Bloomberg: “Wall Street Banks Prep for Grim China Scenarios Over Taiwan”
HEADS UP
— ACTIVISTS PLAN CHINA NATIONAL DAY PROTEST: Oct. 1 marks China’s national day and a coalition of activists will mark it with a “Global Day of Action” in Washington, D.C.’s Lafayette Square. Activists representing Tibetans, Hong Kongers, Taiwanese and Uyghurs will convene from 2:00PM-4:00PM under a slogan of “Resist China; Freedom Now.”
ONE BOOK, THREE QUESTIONS
The Book: Xi: A Study in Power
The Author: KERRY BROWN is the director of the Lau China Institute at King’s College, London and a former Beijing-based British diplomat.
What does your book research tell us about how Xi Jinping will rule China — and engage with the international community — after he receives a third term in October?
Xi Jinping is more akin to a man of faith, almost a religious leader, than a standard, administrative political one. His faith is Chinese Nationalism, and I think in view of the challenges China now faces in terms of its economic travails as a result of Zero Covid policies, and its very fractious relationship with the outside world, it is very likely that the intensity of this nationalism will rise.
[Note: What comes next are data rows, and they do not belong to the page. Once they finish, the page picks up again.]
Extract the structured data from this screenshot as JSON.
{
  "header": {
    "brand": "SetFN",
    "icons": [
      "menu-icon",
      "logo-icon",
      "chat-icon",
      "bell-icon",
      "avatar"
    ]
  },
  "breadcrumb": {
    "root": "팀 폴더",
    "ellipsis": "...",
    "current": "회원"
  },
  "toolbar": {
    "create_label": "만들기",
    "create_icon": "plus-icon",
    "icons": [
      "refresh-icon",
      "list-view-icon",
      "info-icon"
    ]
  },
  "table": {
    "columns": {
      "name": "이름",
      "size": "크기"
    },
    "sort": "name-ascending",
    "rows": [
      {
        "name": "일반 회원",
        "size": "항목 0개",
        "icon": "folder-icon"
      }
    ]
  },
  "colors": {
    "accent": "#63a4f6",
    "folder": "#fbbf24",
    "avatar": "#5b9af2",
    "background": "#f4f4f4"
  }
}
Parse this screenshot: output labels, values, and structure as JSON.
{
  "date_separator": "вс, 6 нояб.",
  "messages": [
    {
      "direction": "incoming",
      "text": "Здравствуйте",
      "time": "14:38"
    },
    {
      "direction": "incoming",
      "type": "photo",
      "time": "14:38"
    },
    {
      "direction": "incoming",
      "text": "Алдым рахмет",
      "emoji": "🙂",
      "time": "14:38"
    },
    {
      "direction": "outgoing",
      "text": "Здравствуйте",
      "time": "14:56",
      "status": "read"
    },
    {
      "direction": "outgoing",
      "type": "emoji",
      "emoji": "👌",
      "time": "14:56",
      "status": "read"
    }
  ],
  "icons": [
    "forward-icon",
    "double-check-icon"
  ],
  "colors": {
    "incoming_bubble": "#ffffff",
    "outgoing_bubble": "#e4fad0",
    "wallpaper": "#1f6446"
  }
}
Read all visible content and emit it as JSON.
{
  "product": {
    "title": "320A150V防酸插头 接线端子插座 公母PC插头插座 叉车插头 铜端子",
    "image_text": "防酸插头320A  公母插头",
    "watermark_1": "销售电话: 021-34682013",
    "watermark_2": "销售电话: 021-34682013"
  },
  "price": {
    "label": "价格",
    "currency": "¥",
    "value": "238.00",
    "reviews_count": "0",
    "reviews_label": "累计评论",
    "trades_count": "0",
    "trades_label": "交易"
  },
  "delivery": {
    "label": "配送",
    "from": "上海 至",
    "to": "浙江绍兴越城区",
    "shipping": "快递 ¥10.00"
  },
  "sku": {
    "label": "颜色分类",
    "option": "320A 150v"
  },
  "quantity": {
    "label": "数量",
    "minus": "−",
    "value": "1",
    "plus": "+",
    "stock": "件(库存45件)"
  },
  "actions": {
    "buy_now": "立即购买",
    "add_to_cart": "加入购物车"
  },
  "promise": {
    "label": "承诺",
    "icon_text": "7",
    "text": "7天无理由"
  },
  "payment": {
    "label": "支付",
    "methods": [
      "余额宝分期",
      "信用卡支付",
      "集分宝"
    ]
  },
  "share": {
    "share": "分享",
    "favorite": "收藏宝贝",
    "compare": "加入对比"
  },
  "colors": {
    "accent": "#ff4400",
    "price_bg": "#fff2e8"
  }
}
It is noticeable that it is hard to find any real intellectual or cognitive content in Xi Jinping Thought, promoted since 2017 under his leadership. The main emphasis is on feeling, not thinking (a phenomenon we see elsewhere). Under Xi 3.0 we will see China feel more and more, and perhaps think less and less about why it is feeling this way. It is obvious that this could throw up some issues for the outside world, so we had better get used to this approach before it comes online even more.
What was the most surprising thing you learned about Xi while you researched and wrote this book?
The most staggering thing about Xi is how one political figure has been able to dominate the domestic politics of a country of such complexity, with 1.4 billion people. This was not something many predicted back in 2012 when he emerged as key leader — and definitely not something anyone predicted would happen so seamlessly. The brute fact is that either through sheer political guile, or luck, or because of the nature of Chinese politics itself, he has been able to centralize decision making and messaging, so that today when one looks at Chinese politics, it seems to be a story solely about one man and what that individual wants.
This is almost certainly a gross misperception. China has not simply stopped being complex and often deeply divided. But what we have seen is the investment by numerous important networks and elites within the Party State into the persona and the kind of leadership ethos that the Xi political product represents. Xi as a person in all of this is probably not significant. Xi as a highly managed, created, and collaborative political project is the main thing. And so far, that creation has managed to deliver what the Party wants.
What does your analysis of Xi’s history, motivations and objectives tell us about the trajectory and future of U.S.-China relations?
Xi does not share the notion of his predecessors of being deferential to the U.S. He is a realist and understands the US has great economic and military, and cultural, power. But he also knows for China to be able to have the international status it wants, he has to frame the US as a great American power, or a great Western power, but NOT a great Chinese power! China wants to be important for itself, and not always be holding itself to standards and paradigms largely derived from the US. This is of course one of the main reasons for the fractiousness between the two — the idea that not only does China now want a form of global power, but one that is markedly different from the US, and does not hold itself to the same standards as that. China is probably somewhere between a status quo power and a revisionist — wanting a greater role for itself and its self-interest, but not wanting to become a new US burdened with international responsibilities. As China’s passive stance on the Russia Ukraine war makes clear where it has simply sat and done nothing, our main issue will be not an activist, interventionist China, but one that simply will not want to get involved in global issues that do not relate directly to it.